Dengan begitu, Pak Sani dapat melakukan penggalian potensi-potensi ekonomi lainnya untuk dikembangkan. Soal potensi ekonomi, tak usah dibahas lagi, perut bumi dan laut Provinsi Kepri sangat kaya dengan potensi sumber daya alam.
Tinggal mengolahnya saja, semanya akan menjadi berkah yang -mudah-mudahan- menyejahterakan masyarakat sekitarnya.

Itu baru satu bukti Pak Sani memang concern pada pembangunan ekonomi wilayah perbatasan. Masih mau bukti lain? Simak berikut ini.

Mendesak Jakarta Tuntaskan Batas Wilayah

Pak Sani juga kerap kali meminta kepada pemerintah pusat. Untuk segera menyelesaikan batas wilayah dengan negara tetangga. Bahkan, Pak Sani sampai mendesak agar masalah batas wilayah ini menjadi prioritas pemerintah pusat.

Juga, dalam setiap pembahasan G to G (government to government) dengan Malaysia, Vietnam dan Cina, dia meminta agar persoalan ini segera diselesaikan. Mengapa problem batas wilayah begitu merisaukan Pak Sani? Sebab, di matanya, persoalan batas wilayah adalah masalah sensitif dan berdampak langsung pada ekonomi maritim kita.
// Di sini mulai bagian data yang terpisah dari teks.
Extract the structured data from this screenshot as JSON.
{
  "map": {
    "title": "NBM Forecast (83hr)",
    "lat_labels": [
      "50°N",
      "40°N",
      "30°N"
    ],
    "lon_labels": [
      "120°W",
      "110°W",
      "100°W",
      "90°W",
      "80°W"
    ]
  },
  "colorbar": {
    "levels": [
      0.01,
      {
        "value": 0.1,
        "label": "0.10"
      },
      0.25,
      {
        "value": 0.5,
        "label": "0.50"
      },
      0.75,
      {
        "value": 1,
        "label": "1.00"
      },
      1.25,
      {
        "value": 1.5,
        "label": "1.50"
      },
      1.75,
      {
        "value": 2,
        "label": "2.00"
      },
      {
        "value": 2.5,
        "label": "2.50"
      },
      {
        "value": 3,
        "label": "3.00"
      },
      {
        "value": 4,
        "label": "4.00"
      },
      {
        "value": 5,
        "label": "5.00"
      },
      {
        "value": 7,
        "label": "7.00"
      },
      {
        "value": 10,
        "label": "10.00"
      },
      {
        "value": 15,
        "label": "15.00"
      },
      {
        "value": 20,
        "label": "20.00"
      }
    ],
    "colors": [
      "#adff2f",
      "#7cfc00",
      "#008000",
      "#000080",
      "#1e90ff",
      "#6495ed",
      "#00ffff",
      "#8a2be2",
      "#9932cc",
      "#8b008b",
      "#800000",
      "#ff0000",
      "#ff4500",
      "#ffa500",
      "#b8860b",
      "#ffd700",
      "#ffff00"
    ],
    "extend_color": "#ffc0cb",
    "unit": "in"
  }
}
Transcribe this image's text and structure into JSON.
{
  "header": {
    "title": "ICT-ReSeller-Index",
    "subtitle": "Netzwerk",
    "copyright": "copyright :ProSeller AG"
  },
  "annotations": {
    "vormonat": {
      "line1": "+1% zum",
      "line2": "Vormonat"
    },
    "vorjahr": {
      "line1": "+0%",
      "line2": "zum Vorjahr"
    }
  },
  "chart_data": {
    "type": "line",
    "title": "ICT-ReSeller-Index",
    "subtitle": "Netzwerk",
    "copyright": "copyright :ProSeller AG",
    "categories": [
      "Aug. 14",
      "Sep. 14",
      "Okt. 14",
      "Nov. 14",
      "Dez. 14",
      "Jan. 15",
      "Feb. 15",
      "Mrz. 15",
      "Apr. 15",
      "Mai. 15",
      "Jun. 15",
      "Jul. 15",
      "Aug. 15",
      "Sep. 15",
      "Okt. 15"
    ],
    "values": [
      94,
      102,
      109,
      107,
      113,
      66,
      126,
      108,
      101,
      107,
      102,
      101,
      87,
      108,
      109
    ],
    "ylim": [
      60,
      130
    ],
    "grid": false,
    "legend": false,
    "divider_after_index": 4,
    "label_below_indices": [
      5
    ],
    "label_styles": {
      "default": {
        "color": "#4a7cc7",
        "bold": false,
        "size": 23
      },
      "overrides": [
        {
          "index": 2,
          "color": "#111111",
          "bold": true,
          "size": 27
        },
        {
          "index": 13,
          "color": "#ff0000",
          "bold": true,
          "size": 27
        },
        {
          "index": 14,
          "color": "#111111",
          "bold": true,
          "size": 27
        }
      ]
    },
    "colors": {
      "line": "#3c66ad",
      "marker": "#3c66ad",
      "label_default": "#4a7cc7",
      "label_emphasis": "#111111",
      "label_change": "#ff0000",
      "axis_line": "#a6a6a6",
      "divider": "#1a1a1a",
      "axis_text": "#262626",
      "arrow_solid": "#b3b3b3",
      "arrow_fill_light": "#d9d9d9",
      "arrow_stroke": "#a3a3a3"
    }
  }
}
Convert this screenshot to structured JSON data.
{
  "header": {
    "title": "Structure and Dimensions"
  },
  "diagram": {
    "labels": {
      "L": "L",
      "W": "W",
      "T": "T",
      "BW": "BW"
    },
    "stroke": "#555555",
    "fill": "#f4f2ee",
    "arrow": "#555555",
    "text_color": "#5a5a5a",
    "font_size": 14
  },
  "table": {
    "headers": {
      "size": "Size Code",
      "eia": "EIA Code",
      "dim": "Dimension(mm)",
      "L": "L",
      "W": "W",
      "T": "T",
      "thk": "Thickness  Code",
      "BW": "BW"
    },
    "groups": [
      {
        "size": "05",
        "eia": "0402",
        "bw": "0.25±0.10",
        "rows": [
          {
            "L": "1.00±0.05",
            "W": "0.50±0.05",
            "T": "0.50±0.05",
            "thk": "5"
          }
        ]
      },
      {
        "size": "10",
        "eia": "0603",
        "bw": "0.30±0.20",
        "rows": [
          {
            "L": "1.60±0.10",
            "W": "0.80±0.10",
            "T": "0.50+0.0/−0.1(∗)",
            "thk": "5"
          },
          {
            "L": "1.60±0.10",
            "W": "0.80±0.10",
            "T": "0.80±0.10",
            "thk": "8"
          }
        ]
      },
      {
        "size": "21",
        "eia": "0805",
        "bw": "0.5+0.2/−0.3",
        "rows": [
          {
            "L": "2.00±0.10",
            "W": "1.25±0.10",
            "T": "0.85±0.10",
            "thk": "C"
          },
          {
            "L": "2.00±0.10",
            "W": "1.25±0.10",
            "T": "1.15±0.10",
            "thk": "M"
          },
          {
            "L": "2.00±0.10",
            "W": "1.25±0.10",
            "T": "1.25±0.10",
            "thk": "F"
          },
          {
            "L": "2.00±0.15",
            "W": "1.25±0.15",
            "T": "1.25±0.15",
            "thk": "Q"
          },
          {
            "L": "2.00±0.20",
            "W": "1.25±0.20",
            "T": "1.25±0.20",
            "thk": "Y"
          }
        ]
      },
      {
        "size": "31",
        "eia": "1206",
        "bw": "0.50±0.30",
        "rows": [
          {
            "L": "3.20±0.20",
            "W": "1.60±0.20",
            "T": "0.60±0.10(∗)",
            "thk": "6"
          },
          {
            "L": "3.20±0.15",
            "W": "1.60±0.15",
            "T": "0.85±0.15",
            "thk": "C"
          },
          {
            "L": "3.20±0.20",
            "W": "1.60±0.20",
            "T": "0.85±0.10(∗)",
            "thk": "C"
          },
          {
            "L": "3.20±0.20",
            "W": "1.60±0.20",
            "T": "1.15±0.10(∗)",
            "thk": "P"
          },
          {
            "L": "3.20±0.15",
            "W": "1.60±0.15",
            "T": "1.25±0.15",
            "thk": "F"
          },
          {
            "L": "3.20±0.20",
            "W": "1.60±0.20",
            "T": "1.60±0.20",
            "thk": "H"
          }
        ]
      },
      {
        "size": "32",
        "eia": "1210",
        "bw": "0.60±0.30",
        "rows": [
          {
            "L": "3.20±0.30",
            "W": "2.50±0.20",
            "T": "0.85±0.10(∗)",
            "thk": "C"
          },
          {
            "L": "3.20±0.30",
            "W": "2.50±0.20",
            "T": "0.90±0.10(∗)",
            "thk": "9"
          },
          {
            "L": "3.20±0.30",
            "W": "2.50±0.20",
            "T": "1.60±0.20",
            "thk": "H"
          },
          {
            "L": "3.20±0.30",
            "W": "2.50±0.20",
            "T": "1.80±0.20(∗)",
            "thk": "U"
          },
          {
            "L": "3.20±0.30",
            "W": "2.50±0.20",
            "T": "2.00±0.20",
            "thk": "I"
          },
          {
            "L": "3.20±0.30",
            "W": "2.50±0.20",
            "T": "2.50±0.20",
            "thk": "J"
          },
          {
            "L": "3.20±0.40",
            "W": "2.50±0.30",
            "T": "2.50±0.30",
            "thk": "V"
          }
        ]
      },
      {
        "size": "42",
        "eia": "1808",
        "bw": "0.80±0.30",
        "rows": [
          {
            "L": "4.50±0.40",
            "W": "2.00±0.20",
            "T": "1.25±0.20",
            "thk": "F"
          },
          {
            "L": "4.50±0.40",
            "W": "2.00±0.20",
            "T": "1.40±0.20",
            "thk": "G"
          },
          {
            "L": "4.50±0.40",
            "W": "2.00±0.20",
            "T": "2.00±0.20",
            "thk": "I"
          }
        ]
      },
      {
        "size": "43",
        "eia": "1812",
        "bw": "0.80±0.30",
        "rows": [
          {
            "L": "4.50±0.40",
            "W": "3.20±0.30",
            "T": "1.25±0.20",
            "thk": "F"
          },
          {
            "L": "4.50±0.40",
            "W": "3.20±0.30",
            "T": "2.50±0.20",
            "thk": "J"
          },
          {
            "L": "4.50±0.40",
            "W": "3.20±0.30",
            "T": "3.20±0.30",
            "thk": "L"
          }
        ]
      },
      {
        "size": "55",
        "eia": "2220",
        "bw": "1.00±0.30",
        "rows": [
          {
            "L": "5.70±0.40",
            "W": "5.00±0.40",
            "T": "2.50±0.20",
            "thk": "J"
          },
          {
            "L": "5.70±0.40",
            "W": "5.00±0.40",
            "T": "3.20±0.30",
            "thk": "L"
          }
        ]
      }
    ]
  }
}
Dampak lainnya adalah kerap kali nelayan asal Kepri ditangkap oleh polisi negara tetangga. Padahal, sesungguhnya mereka masih berada di wilayah perairan Republik Indonesia. Tapi karena tidak jelas batas wilayahnya, justru nelayanlah yang menjadi korban.

Ditambah lagi, ketika itu, tidak ada kapal patroli milik TNI Angkatan Laut atau Polisi Air (Polair) Indonesia. Sebab, jika ada aparat kita di laut, polisi negara tetangga akan segan menangkap nelayan kita di perairan yang masih diperdebatkan batasnya itu.

Penangkapan nelayan Kepri oleh polisi negara tetangga adalah sebuah pukulan telak. Bukan hanya bagi nelayan, tapi juga bagi harga diri bangsa, kedaulatan dan martabat pemerintah. Termasuk, pemerintah Provinsi Kepri.

Persoalan ini tidak boleh dibiarkan berlalut-larut. Sebab, secara teoritis, jika kekuatan militer dan ekonomi negara tetangga semakin kuat, mereka akan jauh meninggalkan kekuatan milter dan ekonomi kita.

Bukan tidak mungkin, akan lebih banyak daerah yang batas wilayahnya tidak jelas, akan mereka caplok. Apalagi, daerah yang memiliki kandungan sumber daya alam melimpah.

Inilah yang merisaukan Pak Sani. Visinya melesat jauh ke depan melampaui kegalauan pemerintah pusat yang terkesan adem ayeem saja soal batas wilayah itu. Sebab, Pak Sani lah yang sehari-hari menjaga “berada terdepan” republik ini.

Membuka Jalur-jalur Transportasi Antar-Pulau

Bukti lain sikap Pak Sani yang concern dengan pembangunan ekonomi perbatasan adalah desakannya pada Jakarta agar segera membangun instrastruktur kelautan. Konkretnya, menambah jumlah kapal-kapal besar antar-pulau.

Permintaan Pak Sani itu sangatlah wajar. Sebab, 96 persen wilayah Provinsi Kepri adalah laut. Bahkan, sebagian wilayah lautnya berhadapan langsung dengan laut Cina Selatan yang ombak dan gelombangnya, pada bulan-bulan tertentu, bagai monster bagi para nelayan Kepri.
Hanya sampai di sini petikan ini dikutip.